The pod name format will typically be: nvidia-device-plugin-daemonset-*

This confirms that the NVIDIA Device Plugin is active and correctly scheduled on GPU nodes.

NVIDIA Fabric Manager

In certain configurations (e.g., all non-PCIe GPU setups like SXM form factors), installing the NVIDIA Fabric Manager on worker nodes hosting GPU resources may be necessary.
If torch.cuda.is_available() fails (as discussed earlier), installing the Fabric Manager may resolve the issue.

Common error message:

torch.cuda.is_available() function: Error 802: system not yet initialized (Triggered internally at ../c10/cuda/CUDAFunctions.cpp:109.)

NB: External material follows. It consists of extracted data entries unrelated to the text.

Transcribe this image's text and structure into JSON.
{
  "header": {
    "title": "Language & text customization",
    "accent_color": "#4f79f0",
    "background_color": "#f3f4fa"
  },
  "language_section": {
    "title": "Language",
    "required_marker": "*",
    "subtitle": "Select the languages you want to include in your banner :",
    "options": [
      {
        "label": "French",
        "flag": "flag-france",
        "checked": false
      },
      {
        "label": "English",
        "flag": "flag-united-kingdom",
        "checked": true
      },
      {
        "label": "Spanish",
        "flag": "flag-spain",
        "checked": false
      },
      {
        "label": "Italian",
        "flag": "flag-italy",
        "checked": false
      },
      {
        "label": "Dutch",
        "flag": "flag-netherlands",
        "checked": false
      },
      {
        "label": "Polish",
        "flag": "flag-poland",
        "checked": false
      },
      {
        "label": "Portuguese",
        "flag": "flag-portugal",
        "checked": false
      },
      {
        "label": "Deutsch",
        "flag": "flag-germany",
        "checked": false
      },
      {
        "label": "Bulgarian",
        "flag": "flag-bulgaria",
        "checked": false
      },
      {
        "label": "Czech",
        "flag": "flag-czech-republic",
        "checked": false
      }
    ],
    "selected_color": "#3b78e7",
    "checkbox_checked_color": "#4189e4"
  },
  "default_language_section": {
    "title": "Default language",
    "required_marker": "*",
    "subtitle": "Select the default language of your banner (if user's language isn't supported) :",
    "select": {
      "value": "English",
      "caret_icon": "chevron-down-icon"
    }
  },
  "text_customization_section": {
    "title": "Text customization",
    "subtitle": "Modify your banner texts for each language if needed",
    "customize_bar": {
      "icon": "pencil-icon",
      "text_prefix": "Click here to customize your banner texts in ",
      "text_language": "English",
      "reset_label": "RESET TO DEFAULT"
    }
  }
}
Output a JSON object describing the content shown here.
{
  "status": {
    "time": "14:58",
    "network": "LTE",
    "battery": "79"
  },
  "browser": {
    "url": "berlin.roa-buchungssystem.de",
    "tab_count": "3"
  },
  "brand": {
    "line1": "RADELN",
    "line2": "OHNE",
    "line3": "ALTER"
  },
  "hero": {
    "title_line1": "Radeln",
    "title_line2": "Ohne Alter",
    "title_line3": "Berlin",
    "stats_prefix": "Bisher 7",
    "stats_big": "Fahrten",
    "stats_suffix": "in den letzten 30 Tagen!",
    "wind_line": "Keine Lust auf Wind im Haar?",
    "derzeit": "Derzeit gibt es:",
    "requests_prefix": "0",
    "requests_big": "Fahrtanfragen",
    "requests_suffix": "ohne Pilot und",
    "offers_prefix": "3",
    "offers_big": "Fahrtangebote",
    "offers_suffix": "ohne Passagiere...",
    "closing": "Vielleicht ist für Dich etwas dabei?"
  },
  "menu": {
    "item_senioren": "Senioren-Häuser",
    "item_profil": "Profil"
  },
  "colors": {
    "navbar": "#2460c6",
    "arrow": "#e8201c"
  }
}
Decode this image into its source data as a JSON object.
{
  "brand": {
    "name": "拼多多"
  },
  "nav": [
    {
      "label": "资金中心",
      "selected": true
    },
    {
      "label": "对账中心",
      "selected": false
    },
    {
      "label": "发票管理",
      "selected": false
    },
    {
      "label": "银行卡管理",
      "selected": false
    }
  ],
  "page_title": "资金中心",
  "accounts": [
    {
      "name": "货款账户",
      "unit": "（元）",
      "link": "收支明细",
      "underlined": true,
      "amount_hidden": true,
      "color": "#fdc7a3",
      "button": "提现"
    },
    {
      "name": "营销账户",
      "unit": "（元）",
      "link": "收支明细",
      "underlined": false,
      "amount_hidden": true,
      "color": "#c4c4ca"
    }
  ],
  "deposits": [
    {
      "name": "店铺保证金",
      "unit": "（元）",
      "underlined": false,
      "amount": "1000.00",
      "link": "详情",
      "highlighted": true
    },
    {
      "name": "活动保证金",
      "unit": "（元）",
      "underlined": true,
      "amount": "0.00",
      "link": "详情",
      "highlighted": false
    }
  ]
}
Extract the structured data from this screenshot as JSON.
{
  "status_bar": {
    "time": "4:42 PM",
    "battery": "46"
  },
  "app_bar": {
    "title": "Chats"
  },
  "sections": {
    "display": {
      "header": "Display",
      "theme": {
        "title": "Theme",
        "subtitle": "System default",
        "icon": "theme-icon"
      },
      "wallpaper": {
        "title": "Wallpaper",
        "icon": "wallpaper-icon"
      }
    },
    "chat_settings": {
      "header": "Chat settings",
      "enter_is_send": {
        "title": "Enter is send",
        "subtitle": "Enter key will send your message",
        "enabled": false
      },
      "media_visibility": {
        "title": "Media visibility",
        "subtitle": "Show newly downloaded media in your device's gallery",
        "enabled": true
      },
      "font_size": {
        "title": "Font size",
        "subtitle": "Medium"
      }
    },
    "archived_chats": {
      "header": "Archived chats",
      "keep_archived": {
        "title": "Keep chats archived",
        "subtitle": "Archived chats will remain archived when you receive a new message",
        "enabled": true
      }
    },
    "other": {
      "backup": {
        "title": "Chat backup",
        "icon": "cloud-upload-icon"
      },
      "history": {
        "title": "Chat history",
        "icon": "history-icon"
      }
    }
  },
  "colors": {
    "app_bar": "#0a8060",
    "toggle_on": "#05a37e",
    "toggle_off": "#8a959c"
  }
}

Further details: NVIDIA Developer Forum Thread

NOTE - Wait ~2–3 minutes after installation for the service to initialize.

apt-get install nvidia-fabricmanager-565
systemctl start nvidia-fabricmanager
systemctl enable nvidia-fabricmanager

Package Version Mismatch

Occasionally, Ubuntu repositories may not provide a version of nvidia-fabricmanager that matches your installed NVIDIA driver. This mismatch can cause startup failure and errors like:

# systemctl status nvidia-fabricmanager
Nov 05 13:55:26 node1 systemd[1]: Starting NVIDIA fabric manager service...
Nov 05 13:55:26 node1 nv-fabricmanager[104230]: fabric manager NVIDIA GPU driver interface version 550.127.05 don't match with driver version 550.120. Please update with matching NVIDIA driver package.
Nov 05 13:55:26 node1 systemd[1]: nvidia-fabricmanager.service: Control process exited, code=exited, status=1/FAILURE

Fix: Use Official NVIDIA Repository

NOTE - Your Ubuntu version should be 24.04.

NOTE - apt dist-upgrade with the official NVIDIA repo upgrades all NVIDIA packages in sync.

wget https://developer.download.nvidia.com/compute/cuda/repos/ubuntu2404/x86_64/3bf863cc.pub
apt-key add 3bf863cc.pub

echo "deb https://developer.download.nvidia.com/compute/cuda/repos/ubuntu2204/x86_64/ /" > /etc/apt/sources.list.d/nvidia-official-repo.list
apt update
apt dist-upgrade
apt autoremove

After upgrading, verify with:

dpkg -l | grep nvidia

Remove unexpected versions if necessary, and reboot the node to apply changes.